All three women celebrated their victory with promises to use their positions to serve the state well.
New Mexico just became the first state with a House delegation comprised entirely of women of color. Three women announced they had won their districts early Wednesday morning, which were then confirmed by the state. Democratic incumbent Representative Deb Haaland, a member of the Pueblo Tribe, was reelected to her House seat against challenger Garcia Holmes. Haaland, who made history in 2018 as one of the first Native American women elected to Congress, is joined by Democrat Teresa Leger Fernandez, who beat out Republican Alexis Johnson for the state's 3rd Congressional District.
New Mexico has become the first state to elect all women of color to the U.S. House.— AJ+ (@ajplus) November 4, 2020
The 3 representatives are:
▪️Democrat Deb Haaland, of the Pueblo of Laguna
▪️Republican Yvette Herrell, of the Cherokee Nation
▪️Democrat Teresa Leger Fernandez, who is Latina pic.twitter.com/cw0RpHerrj
According to CBS News, Fernandez will replace Democratic Representative Ben Ray Luján, who won the state's open Senate seat. Meanwhile, Republican Yvette Herrell, a member of the Cherokee nation who was endorsed by President Donald Trump, won her challenge against incumbent Democratic Representative Xochitl Torres Small in the state's 2nd Congressional District. Besides the president, she also had the support of several other big-name Republicans. All three women celebrated their victory with statements on social media, promising to use their positions to serve the state well.
"Tonight the people of New Mexico have chosen hope over fear, love over hate, community over division, and I am so honored that New Mexican’s have chosen me to serve in our nation’s 117th Congress," tweeted Haaland, adding: "Tonight I recommit to fighting for legislation that will guide our nation forward in the areas of climate change, education, racial equality, healthcare, and economic justice. Thank you New Mexico!" Meanwhile, Fernandez addressed the significance of her win in a statement that reads: "The people of New Mexico have chosen to protect what we love - our democracy, our planet, our families and communities, our health care, and our future. With this victory, I promise you I will take the courageous action that this historic moment demands. Muchísimas gracias!"
"It's the honor of my life to be elected to serve #NM02," tweeted Herrell. "My commitment to each citizen of our district is that I will serve each of them with integrity as we work together to rebuild our economy and protect the values that make America great!" Speaking of the historic significance of Haaland, Fernandez, and Herrell, CBS News chief congressional correspondent Nancy Cordes said: "We knew that that was going to be an all-female delegation because there were six major party candidates who were all women running, so no matter how the race came out, you were going have an all-female delegation."

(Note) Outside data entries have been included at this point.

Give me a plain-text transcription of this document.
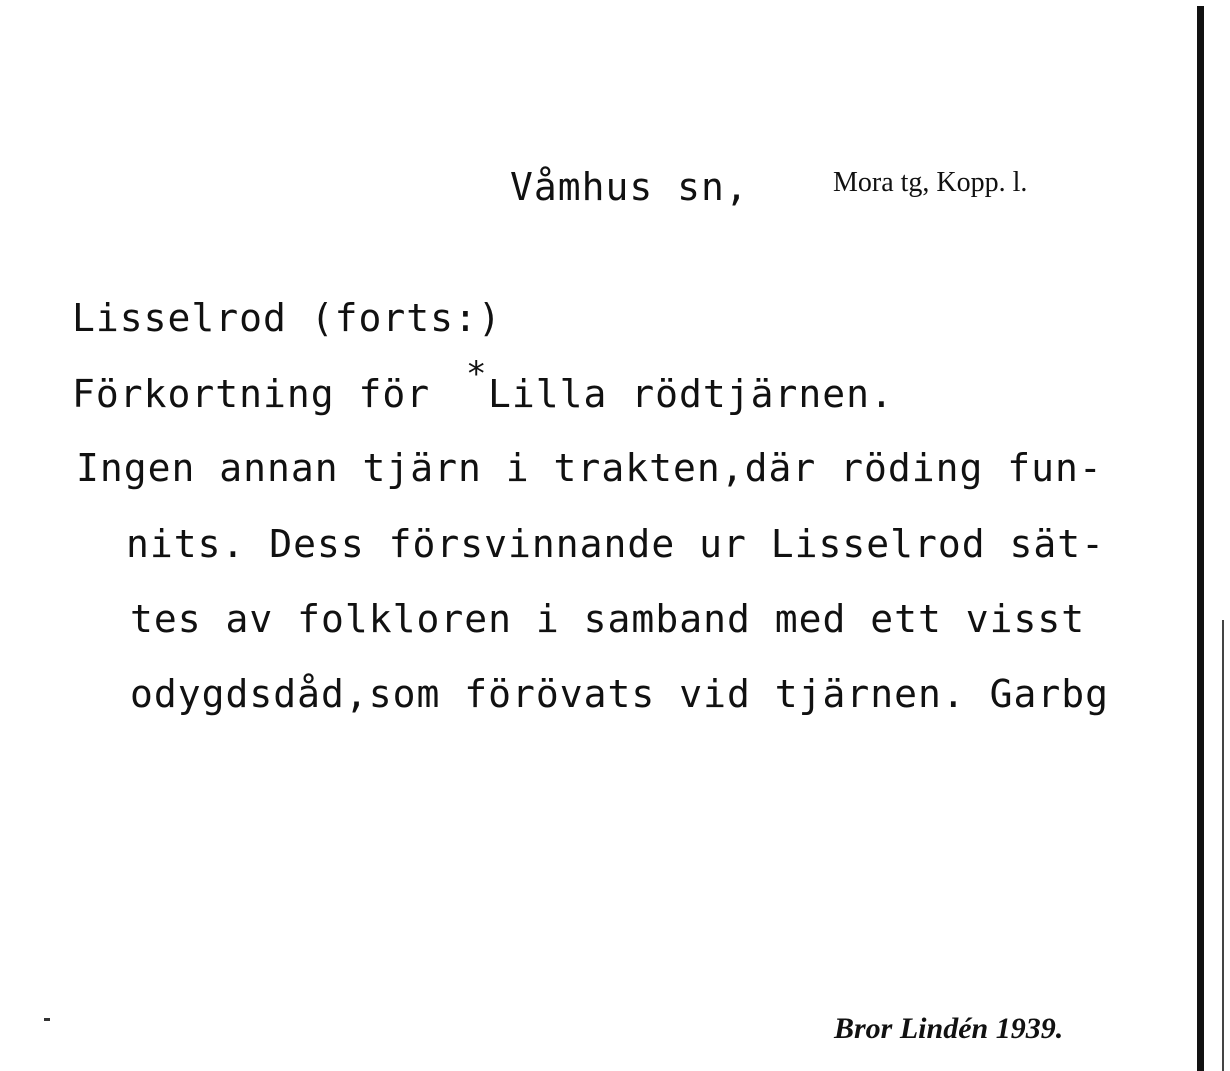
Våmhus sn,	Mora tg, Kopp. l.
Lisselrod (forts:)
Förkortning för * Lilla rödtjärnen.
Ingen annan tjärn i trakten,där röding fun-
nits. Dess försvinnande ur Lisselrod sät-
tes av folkloren i samband med ett visst
odygdsdåd,som förövats vid tjärnen. Garbg
Bror Lindén 1939.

A number of states saw historic firsts on Election Day 2020 with many candidates from underrepresented backgrounds being elected to serve at state and local levels. In New York, Democrats Mondaire Jones and Ritchie Torres became the first two openly gay Black men elected to Congress. "We are going to have a United States Congress that is every bit as diverse and dynamic as America itself," Torres, who is Afro-Latino, said after winning on Tuesday. "Sixty percent of the Democratic conference in the House of Representatives is women, people of color, and LGBTQ. I am proud that am going to contribute to the diversity of the world's greatest legislature, the United States Congress."

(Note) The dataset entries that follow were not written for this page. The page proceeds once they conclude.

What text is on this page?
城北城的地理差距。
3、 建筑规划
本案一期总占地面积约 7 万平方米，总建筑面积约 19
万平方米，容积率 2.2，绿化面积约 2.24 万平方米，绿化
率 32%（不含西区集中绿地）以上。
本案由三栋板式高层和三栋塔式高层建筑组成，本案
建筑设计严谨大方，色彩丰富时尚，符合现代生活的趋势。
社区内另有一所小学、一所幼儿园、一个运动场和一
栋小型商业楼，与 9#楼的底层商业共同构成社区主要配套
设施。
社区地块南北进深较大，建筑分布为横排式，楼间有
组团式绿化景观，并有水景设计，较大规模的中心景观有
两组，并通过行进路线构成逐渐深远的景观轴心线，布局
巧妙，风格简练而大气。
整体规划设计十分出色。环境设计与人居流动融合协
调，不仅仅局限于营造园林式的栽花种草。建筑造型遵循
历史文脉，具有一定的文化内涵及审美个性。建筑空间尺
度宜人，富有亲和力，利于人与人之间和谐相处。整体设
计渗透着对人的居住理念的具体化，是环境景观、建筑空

Ritchie Torres and Mondaire Jones, two young progressive candidates from New York, became the first two openly gay Black men elected to Congress after they were declared winners in their House races. https://t.co/4oBsZ1llIB pic.twitter.com/PGqcKz3NvF— The New York Times (@nytimes) November 4, 2020
Meanwhile, in Delaware, Sarah McBride is set to be the first openly transgender state senator in U.S. history and the country's highest-ranking openly transgender official. 25-year-old Madison Cawthorn will now be the youngest member of Congress, taking the record from Representative Alexandra Ocasio-Cortez, who was 29 when she was first elected in 2018. Cori Bush was elected the first Black congresswoman in the state of Missouri while in Hawaii, state Senator Kaiali'i Kahele became only the second native Hawaiian to represent the state in Congress.